Gasping for Breath in California

In 1988, Kathy Elkins moved to Lompoc, a pleasant small town on the central Californian coast, with her husband and infant daughter. She thought she had found herself a little slice of paradise. That is, until she got sick.

Within six months, she was finding it hard to breathe. Over time, her hair started falling out, and so did her daughter’s. They both got bronchitis, then pneumonia.
In 1994, Elkins was diagnosed with a pulmonary tumor and had the bottom half of her right lung removed. By that time she had noticed that some people in town shared her symptoms, while others complained of migraines, severe eczema and skin rashes, dizziness and an apparent inability to conceive.

They were in no doubt about the cause of their misery—the pesticides being sprayed on the vegetable fields that stretch out between the town and the ocean a few miles away. “I could smell the pesticides wafting in,” Elkins says. “Every morning, the wind would get up and the dust from the fields would begin to swirl around.”

Thanks to the persistence of George Rauh, a local teacher with recurrent bronchitis, the state has commissioned two reports which have noted a high rate of cancer, thyroid disease and respiratory ailments, even if they do not offer definitive evidence linking the diseases to airborne pesticides.

“Okay, there’s a health problem, but who’s to say the pesticides are to blame?” asks Steve Jordan, co-owner of the largest farming concern in Lompoc. “We’ve done everything we can to lessen the impact of spraying, preferring ‘soft’ pesticides to the [nerve gas-related] organophosphates, but to these fanatics we’re still cigar-chomping, children-killing evil agriculturalists.”

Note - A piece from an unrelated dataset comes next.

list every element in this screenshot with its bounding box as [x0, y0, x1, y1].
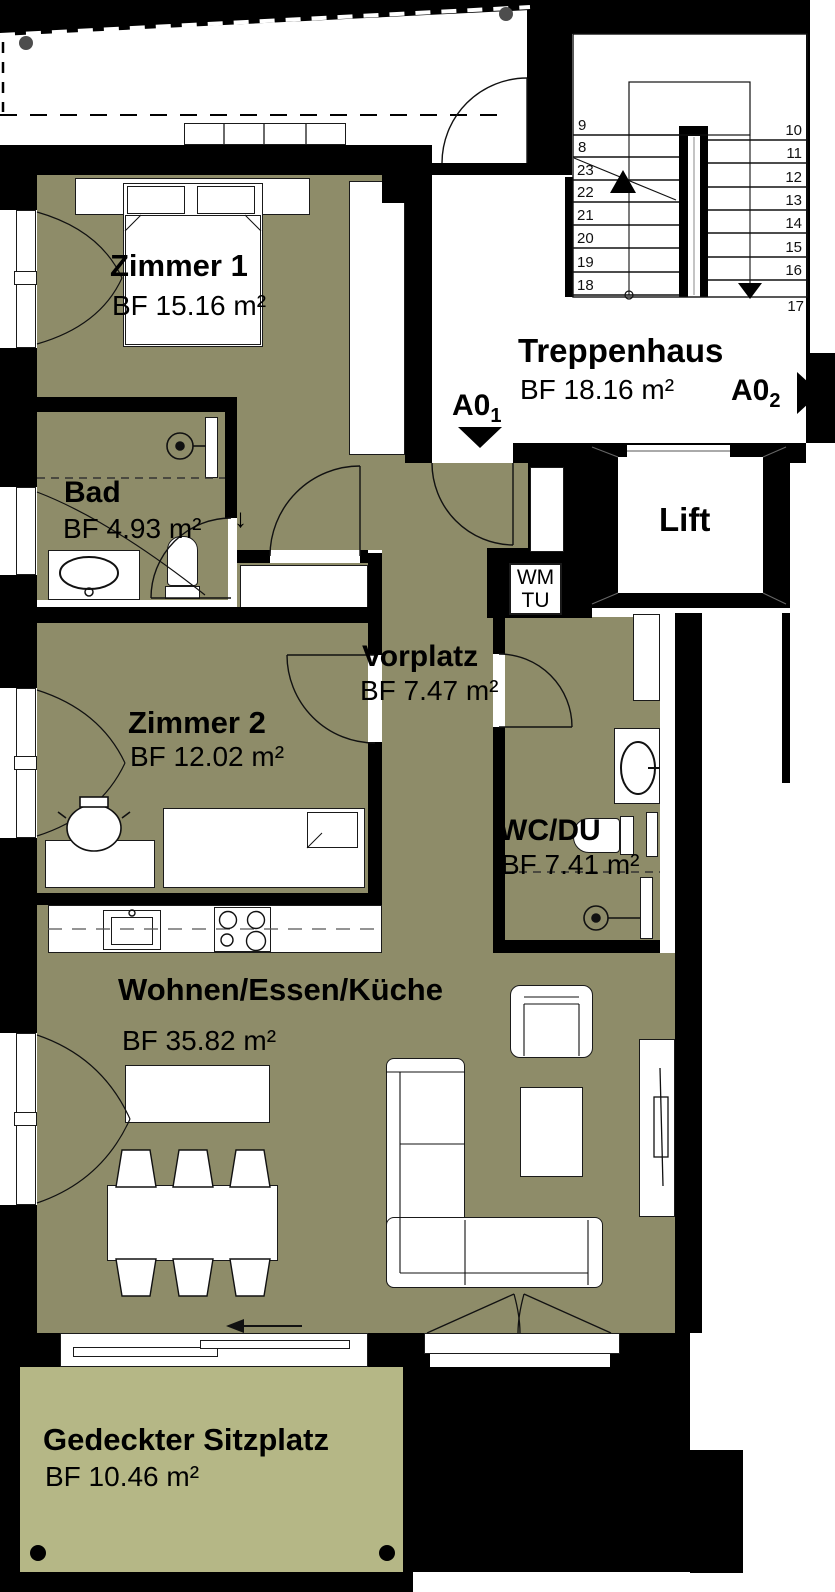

“We’re well aware of the statistical difficulties in proving our case, but the evidence on the ground is overwhelming,” counters Rauh. According to official statistics, pesticide use in Lompoc went up from 70,000 pounds per year in 1991 to 120,000 pounds in 1998—a symptom of the intensive farming of lettuce, cauliflower, asparagus and other high-yield vegetables. No fewer than three elementary schools abut the fields on the western end of town, as does the Willows mobile home estate, which has the town’s single highest incidence of health problems.

In the last decade, Lompoc farmers could count on a sympathetic Republican-led leadership in Sacramento, but that changed last January, with the election of Governor Gray Davis, a Democrat. Still, there is talk of further studies, which could delay legislative action for several years. There’s nothing unique about Lompoc, since highly toxic pesticides are sprayed throughout the United States. “The only thing that makes us exceptional is that we have spoken out,” Rauh says.